Posted to user@giraph.apache.org by Matthew Cornell <ma...@matthewcornell.org> on 2014/10/28 16:01:38 UTC

"Missing chosen worker" ERROR drills down to "end of stream exception" ("likely client has closed socket"). help!

Hi All,

I have a Giraph 1.0.0 job that has failed, but I'm not able to get
detail as to what really happened. The master's log says:

> 2014-10-28 10:28:32,006 ERROR org.apache.giraph.master.BspServiceMaster: superstepChosenWorkerAlive: Missing chosen worker Worker(hostname=compute-0-0.wright, MRtaskID=1, port=30001) on superstep 4

OK, this seems to say compute-0-0 failed in some way, correct? The
Ganglia pages show no noticeable OS differences between the failed
node and another identical compute node.
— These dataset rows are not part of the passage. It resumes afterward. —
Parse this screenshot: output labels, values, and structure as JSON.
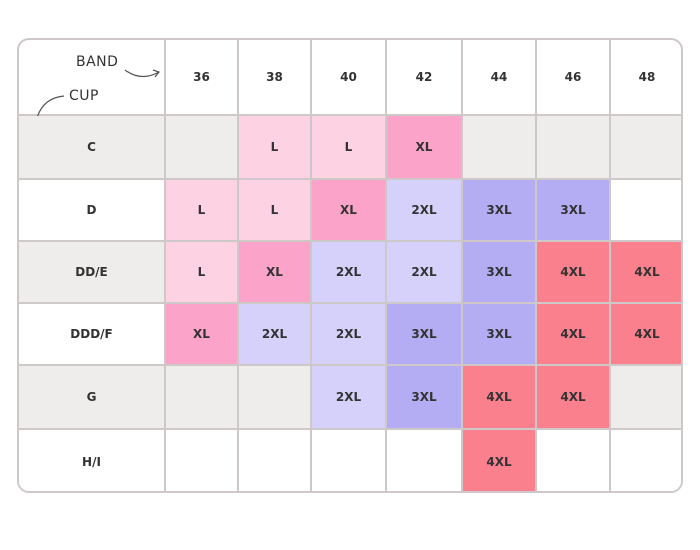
{
  "header": {
    "band": "BAND",
    "cup": "CUP"
  },
  "columns": [
    "36",
    "38",
    "40",
    "42",
    "44",
    "46",
    "48"
  ],
  "rows": [
    {
      "label": "C",
      "shaded": true,
      "cells": [
        null,
        "L",
        "L",
        "XL",
        null,
        null,
        null
      ]
    },
    {
      "label": "D",
      "shaded": false,
      "cells": [
        "L",
        "L",
        "XL",
        "2XL",
        "3XL",
        "3XL",
        null
      ]
    },
    {
      "label": "DD/E",
      "shaded": true,
      "cells": [
        "L",
        "XL",
        "2XL",
        "2XL",
        "3XL",
        "4XL",
        "4XL"
      ]
    },
    {
      "label": "DDD/F",
      "shaded": false,
      "cells": [
        "XL",
        "2XL",
        "2XL",
        "3XL",
        "3XL",
        "4XL",
        "4XL"
      ]
    },
    {
      "label": "G",
      "shaded": true,
      "cells": [
        null,
        null,
        "2XL",
        "3XL",
        "4XL",
        "4XL",
        null
      ]
    },
    {
      "label": "H/I",
      "shaded": false,
      "cells": [
        null,
        null,
        null,
        null,
        "4XL",
        null,
        null
      ]
    }
  ],
  "size_colors": {
    "L": "#fdd3e3",
    "XL": "#fca3c9",
    "2XL": "#d6d1fb",
    "3XL": "#b5adf3",
    "4XL": "#fb808d"
  },
  "shade_color": "#efedeb"
}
In the failed node's log I
see two WARNs:

> 2014-10-28 10:28:19,560 WARN org.apache.giraph.bsp.BspService: process: Disconnected from ZooKeeper (will automatically try to recover) WatchedEvent state:Disconnected type:None path:null
> 2014-10-28 10:28:19,560 WARN org.apache.giraph.worker.InputSplitsHandler: process: Problem with zookeeper, got event with path null, state Disconnected, event type None

OK, I guess there was a zookeeper issue. In the Zookeeper log I find:

> 2014-10-28 10:28:14,917 WARN org.apache.zookeeper.server.NIOServerCnxn: caught end of stream exception
> EndOfStreamException: Unable to read additional data from client sessionid 0x149529c74de0a4d, likely client has closed socket
>         at org.apache.zookeeper.server.NIOServerCnxn.doIO(NIOServerCnxn.java:220)
>         at org.apache.zookeeper.server.NIOServerCnxnFactory.run(NIOServerCnxnFactory.java:208)
>         at java.lang.Thread.run(Thread.java:745)

OK, so I guess the socket closure was the problem. But why did *that* happen?

I could really use your help here!

Thank you,

matt


-- 
Matthew Cornell | matt@matthewcornell.org